Un ricorso inammissibile è tale quando, come in questo caso, omette di assolvere alla sua funzione tipica, ovvero quella di una critica argomentata e specifica avverso il provvedimento impugnato. I motivi, secondo la Corte, erano da considerarsi non specifici ma soltanto “apparenti”, poiché non si confrontavano realmente con le ragioni della decisione della Corte d’Appello, ma si limitavano a riproporre le medesime tesi difensive.
Le Motivazioni della Suprema Corte
La Corte di Cassazione ha motivato la propria decisione sottolineando che il ricorso deve essere uno strumento di critica puntuale e non una mera riproposizione di argomenti già vagliati. Quando un’impugnazione si limita a ripetere le stesse censure, senza individuare vizi logici o giuridici specifici nella motivazione della sentenza precedente, essa perde la sua funzione e si trasforma in un atto processuale inutile. Questa mancanza di specificità porta inevitabilmente a una dichiarazione di inammissibilità. La Corte ha inoltre disposto la condanna del ricorrente al pagamento delle spese processuali e di una somma di tremila euro in favore della Cassa delle ammende, come sanzione per aver adito la Corte con un ricorso privo dei requisiti di legge.
Le Conclusioni
La pronuncia in esame riafferma con chiarezza che l’accesso al giudizio di legittimità non è incondizionato. Per evitare una declaratoria di ricorso inammissibile, è indispensabile che l’atto di impugnazione vada oltre la semplice riproposizione dei motivi d’appello. È necessario un confronto critico e serrato con la motivazione della sentenza impugnata, evidenziandone le specifiche lacune o gli errori di diritto. In assenza di tale specificità, il ricorso è destinato a fallire, con conseguenze economiche a carico del ricorrente. Questa ordinanza serve da monito sulla necessità di redigere atti di impugnazione tecnicamente validi e fondati su critiche pertinenti e argomentate.
Perché il ricorso è stato dichiarato inammissibile dalla Corte di Cassazione?
Il ricorso è stato dichiarato inammissibile perché i motivi presentati erano una mera e pedissequa ripetizione di quelli già proposti in appello e puntualmente respinti dalla corte di merito. Mancava una critica specifica e argomentata contro la sentenza impugnata.
Quali sono le conseguenze di una dichiarazione di inammissibilità del ricorso?
Quando un ricorso viene dichiarato inammissibile, il ricorrente viene condannato al pagamento delle spese processuali e di una somma di denaro in favore della Cassa delle ammende, a titolo sanzionatorio per aver proposto un’impugnazione infondata.

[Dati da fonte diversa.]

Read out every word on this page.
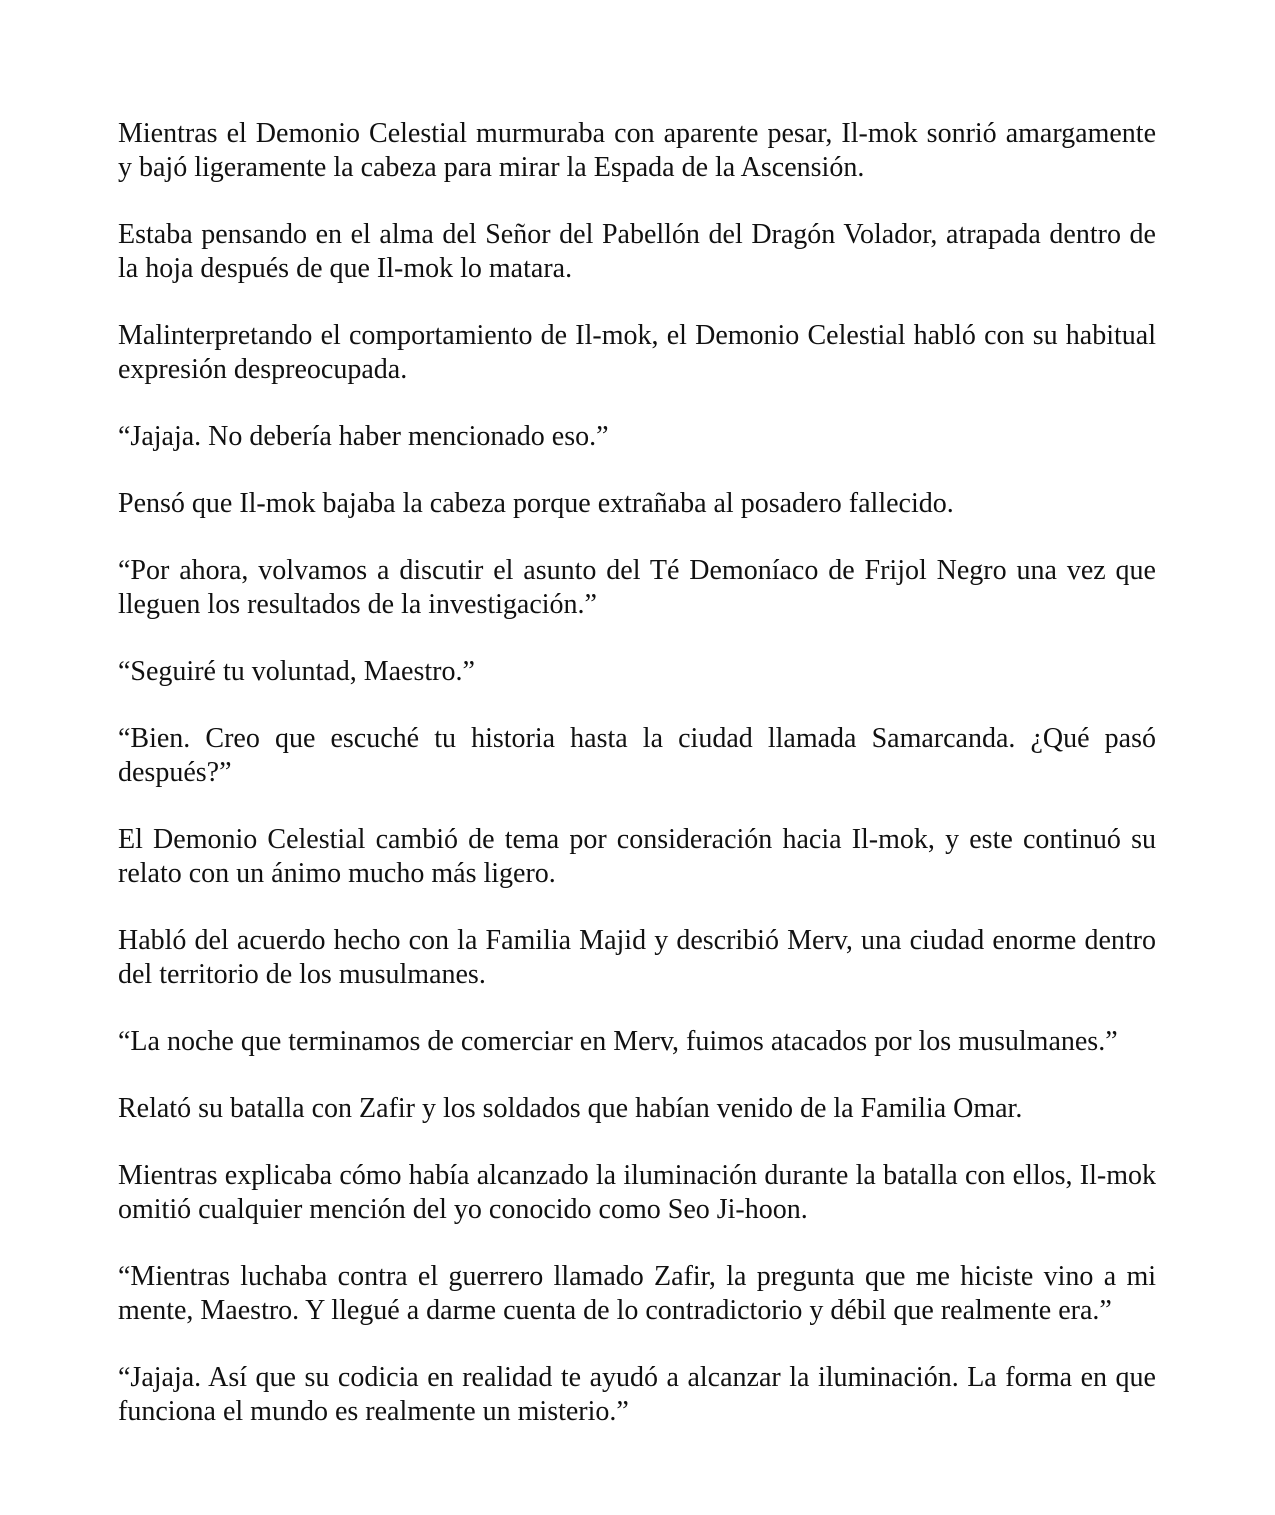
Mientras el Demonio Celestial murmuraba con aparente pesar, Il-mok sonrió amargamente y bajó ligeramente la cabeza para mirar la Espada de la Ascensión.

Estaba pensando en el alma del Señor del Pabellón del Dragón Volador, atrapada dentro de la hoja después de que Il-mok lo matara.

Malinterpretando el comportamiento de Il-mok, el Demonio Celestial habló con su habitual expresión despreocupada.

“Jajaja. No debería haber mencionado eso.”

Pensó que Il-mok bajaba la cabeza porque extrañaba al posadero fallecido.

“Por ahora, volvamos a discutir el asunto del Té Demoníaco de Frijol Negro una vez que lleguen los resultados de la investigación.”

“Seguiré tu voluntad, Maestro.”

“Bien. Creo que escuché tu historia hasta la ciudad llamada Samarcanda. ¿Qué pasó después?”

El Demonio Celestial cambió de tema por consideración hacia Il-mok, y este continuó su relato con un ánimo mucho más ligero.

Habló del acuerdo hecho con la Familia Majid y describió Merv, una ciudad enorme dentro del territorio de los musulmanes.

“La noche que terminamos de comerciar en Merv, fuimos atacados por los musulmanes.”

Relató su batalla con Zafir y los soldados que habían venido de la Familia Omar.

Mientras explicaba cómo había alcanzado la iluminación durante la batalla con ellos, Il-mok omitió cualquier mención del yo conocido como Seo Ji-hoon.

“Mientras luchaba contra el guerrero llamado Zafir, la pregunta que me hiciste vino a mi mente, Maestro. Y llegué a darme cuenta de lo contradictorio y débil que realmente era.”

“Jajaja. Así que su codicia en realidad te ayudó a alcanzar la iluminación. La forma en que funciona el mundo es realmente un misterio.”
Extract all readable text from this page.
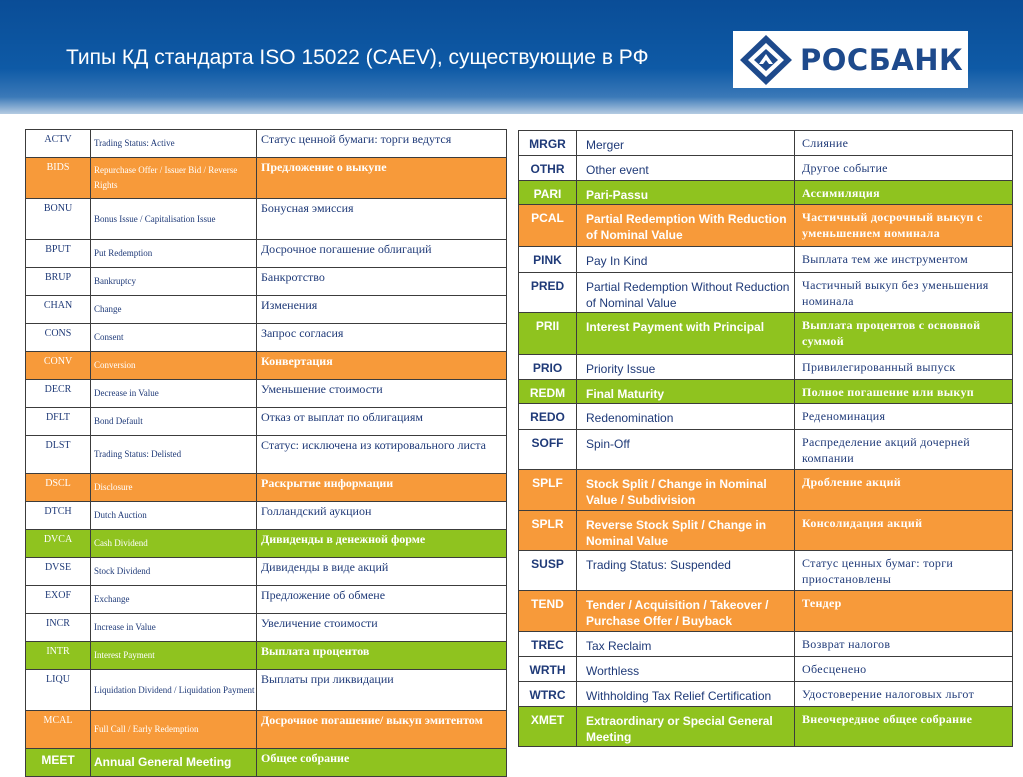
Типы КД стандарта ISO 15022 (CAEV), существующие в РФ	РОСБАНК
ACTV	Trading Status: Active	Статус ценной бумаги: торги ведутся
BIDS	Repurchase Offer / Issuer Bid / Reverse Rights	Предложение о выкупе
BONU	Bonus Issue / Capitalisation Issue	Бонусная эмиссия
BPUT	Put Redemption	Досрочное погашение облигаций
BRUP	Bankruptcy	Банкротство
CHAN	Change	Изменения
CONS	Consent	Запрос согласия
CONV	Conversion	Конвертация
DECR	Decrease in Value	Уменьшение стоимости
DFLT	Bond Default	Отказ от выплат по облигациям
DLST	Trading Status: Delisted	Статус: исключена из котировального листа
DSCL	Disclosure	Раскрытие информации
DTCH	Dutch Auction	Голландский аукцион
DVCA	Cash Dividend	Дивиденды в денежной форме
DVSE	Stock Dividend	Дивиденды в виде акций
EXOF	Exchange	Предложение об обмене
INCR	Increase in Value	Увеличение стоимости
INTR	Interest Payment	Выплата процентов
LIQU	Liquidation Dividend / Liquidation Payment	Выплаты при ликвидации
MCAL	Full Call / Early Redemption	Досрочное погашение/ выкуп эмитентом
MEET	Annual General Meeting	Общее собрание
MRGR	Merger	Слияние
OTHR	Other event	Другое событие
PARI	Pari-Passu	Ассимиляция
PCAL	Partial Redemption With Reduction of Nominal Value	Частичный досрочный выкуп с уменьшением номинала
PINK	Pay In Kind	Выплата тем же инструментом
PRED	Partial Redemption Without Reduction of Nominal Value	Частичный выкуп без уменьшения номинала
PRII	Interest Payment with Principal	Выплата процентов с основной суммой
PRIO	Priority Issue	Привилегированный выпуск
REDM	Final Maturity	Полное погашение или выкуп
REDO	Redenomination	Реденоминация
SOFF	Spin-Off	Распределение акций дочерней компании
SPLF	Stock Split / Change in Nominal Value / Subdivision	Дробление акций
SPLR	Reverse Stock Split / Change in Nominal Value	Консолидация акций
SUSP	Trading Status: Suspended	Статус ценных бумаг: торги приостановлены
TEND	Tender / Acquisition / Takeover / Purchase Offer / Buyback	Тендер
TREC	Tax Reclaim	Возврат налогов
WRTH	Worthless	Обесценено
WTRC	Withholding Tax Relief Certification	Удостоверение налоговых льгот
XMET	Extraordinary or Special General Meeting	Внеочередное общее собрание
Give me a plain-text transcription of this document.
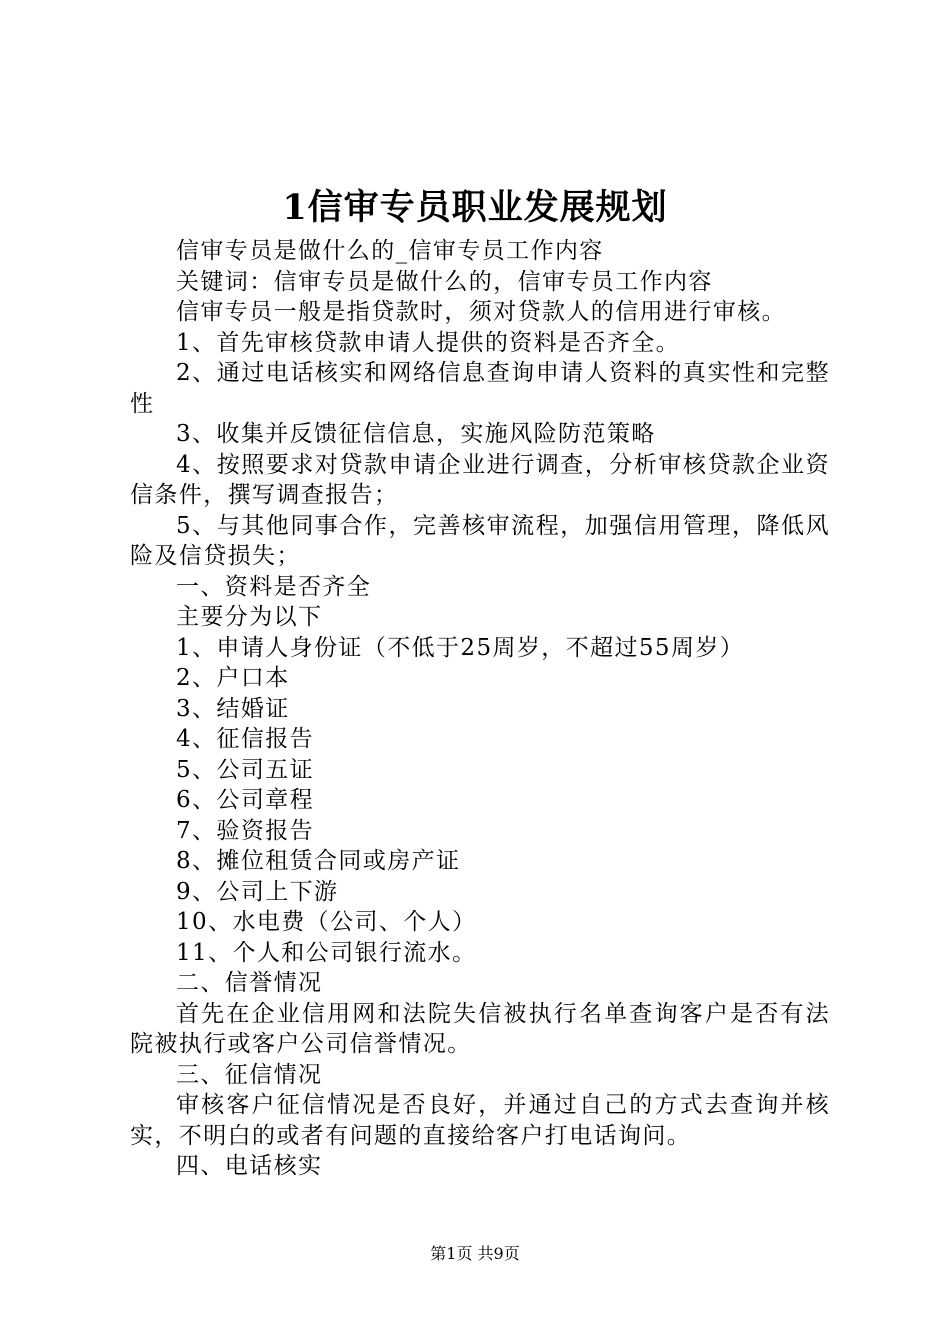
1信审专员职业发展规划

信审专员是做什么的_信审专员工作内容

关键词：信审专员是做什么的，信审专员工作内容

信审专员一般是指贷款时，须对贷款人的信用进行审核。

1、首先审核贷款申请人提供的资料是否齐全。

2、通过电话核实和网络信息查询申请人资料的真实性和完整性

3、收集并反馈征信信息，实施风险防范策略

4、按照要求对贷款申请企业进行调查，分析审核贷款企业资信条件，撰写调查报告；

5、与其他同事合作，完善核审流程，加强信用管理，降低风险及信贷损失；

一、资料是否齐全

主要分为以下

1、申请人身份证（不低于25周岁，不超过55周岁）

2、户口本

3、结婚证

4、征信报告

5、公司五证

6、公司章程

7、验资报告

8、摊位租赁合同或房产证

9、公司上下游

10、水电费（公司、个人）

11、个人和公司银行流水。

二、信誉情况

首先在企业信用网和法院失信被执行名单查询客户是否有法院被执行或客户公司信誉情况。

三、征信情况

审核客户征信情况是否良好，并通过自己的方式去查询并核实，不明白的或者有问题的直接给客户打电话询问。

四、电话核实

第1页 共9页
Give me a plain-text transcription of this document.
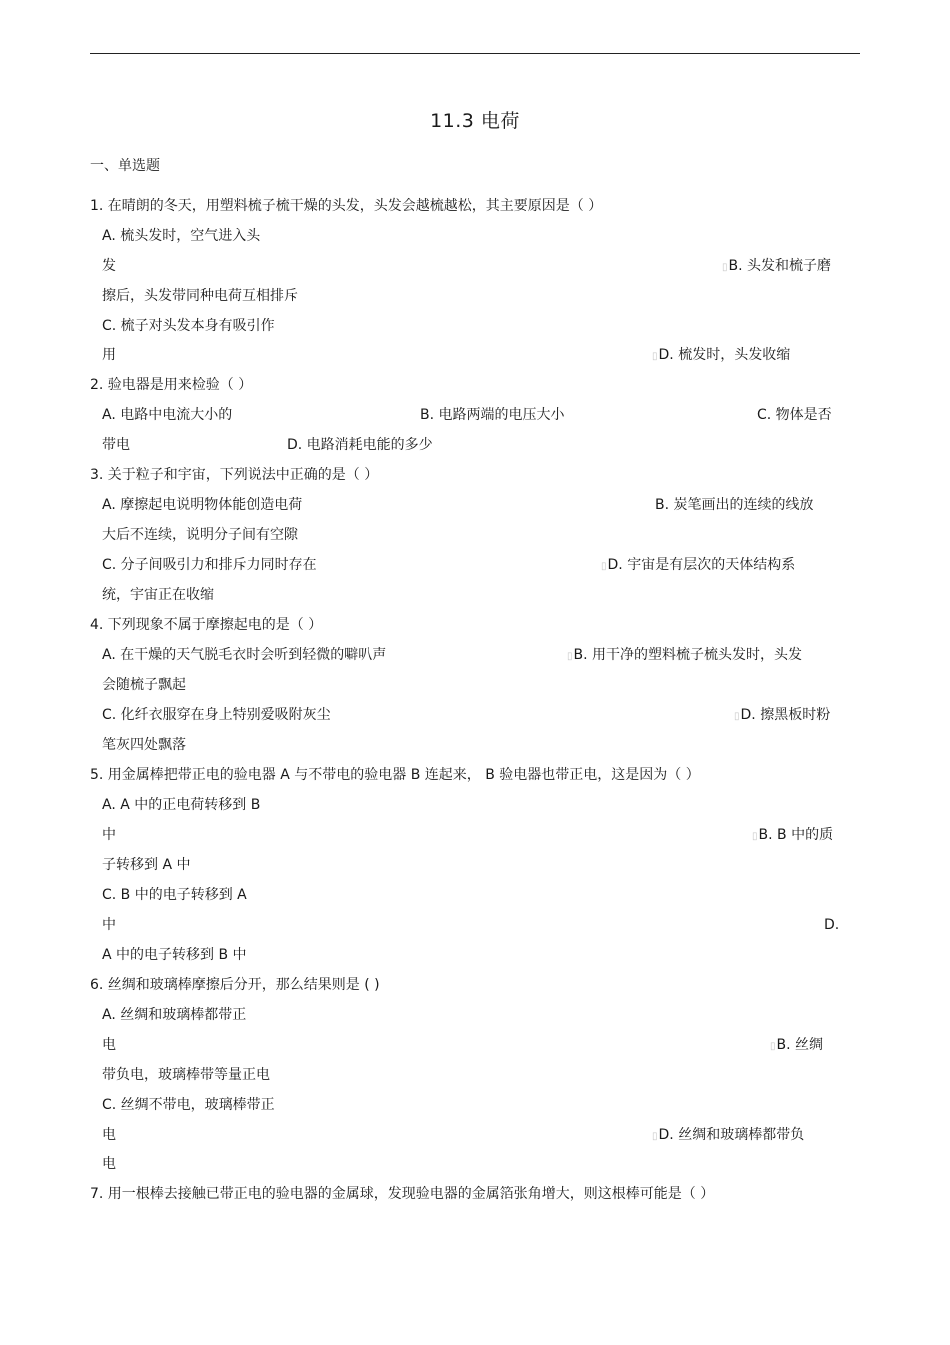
11.3 电荷
一、单选题
1. 在晴朗的冬天，用塑料梳子梳干燥的头发，头发会越梳越松，其主要原因是（ ）
A. 梳头发时，空气进入头
发	▯B. 头发和梳子磨
擦后，头发带同种电荷互相排斥
C. 梳子对头发本身有吸引作
用	▯D. 梳发时，头发收缩
2. 验电器是用来检验（ ）
A. 电路中电流大小的	B. 电路两端的电压大小	C. 物体是否
带电	D. 电路消耗电能的多少
3. 关于粒子和宇宙，下列说法中正确的是（ ）
A. 摩擦起电说明物体能创造电荷	B. 炭笔画出的连续的线放
大后不连续，说明分子间有空隙
C. 分子间吸引力和排斥力同时存在	▯D. 宇宙是有层次的天体结构系
统，宇宙正在收缩
4. 下列现象不属于摩擦起电的是（ ）
A. 在干燥的天气脱毛衣时会听到轻微的噼叭声	▯B. 用干净的塑料梳子梳头发时，头发
会随梳子飘起
C. 化纤衣服穿在身上特别爱吸附灰尘	▯D. 擦黑板时粉
笔灰四处飘落
5. 用金属棒把带正电的验电器 A 与不带电的验电器 B 连起来， B 验电器也带正电，这是因为（ ）
A. A 中的正电荷转移到 B
中	▯B. B 中的质
子转移到 A 中
C. B 中的电子转移到 A
中	D.
A 中的电子转移到 B 中
6. 丝绸和玻璃棒摩擦后分开，那么结果则是 ( )
A. 丝绸和玻璃棒都带正
电	▯B. 丝绸
带负电，玻璃棒带等量正电
C. 丝绸不带电，玻璃棒带正
电	▯D. 丝绸和玻璃棒都带负
电
7. 用一根棒去接触已带正电的验电器的金属球，发现验电器的金属箔张角增大，则这根棒可能是（ ）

Cosa si intende per motivi di ricorso ‘non specifici ma soltanto apparenti’?
Si intende che i motivi del ricorso, pur essendo formalmente presentati, non svolgono la loro funzione di critica alla sentenza, limitandosi a riproporre argomenti già esaminati senza confrontarsi con le specifiche ragioni esposte dal giudice nel provvedimento impugnato.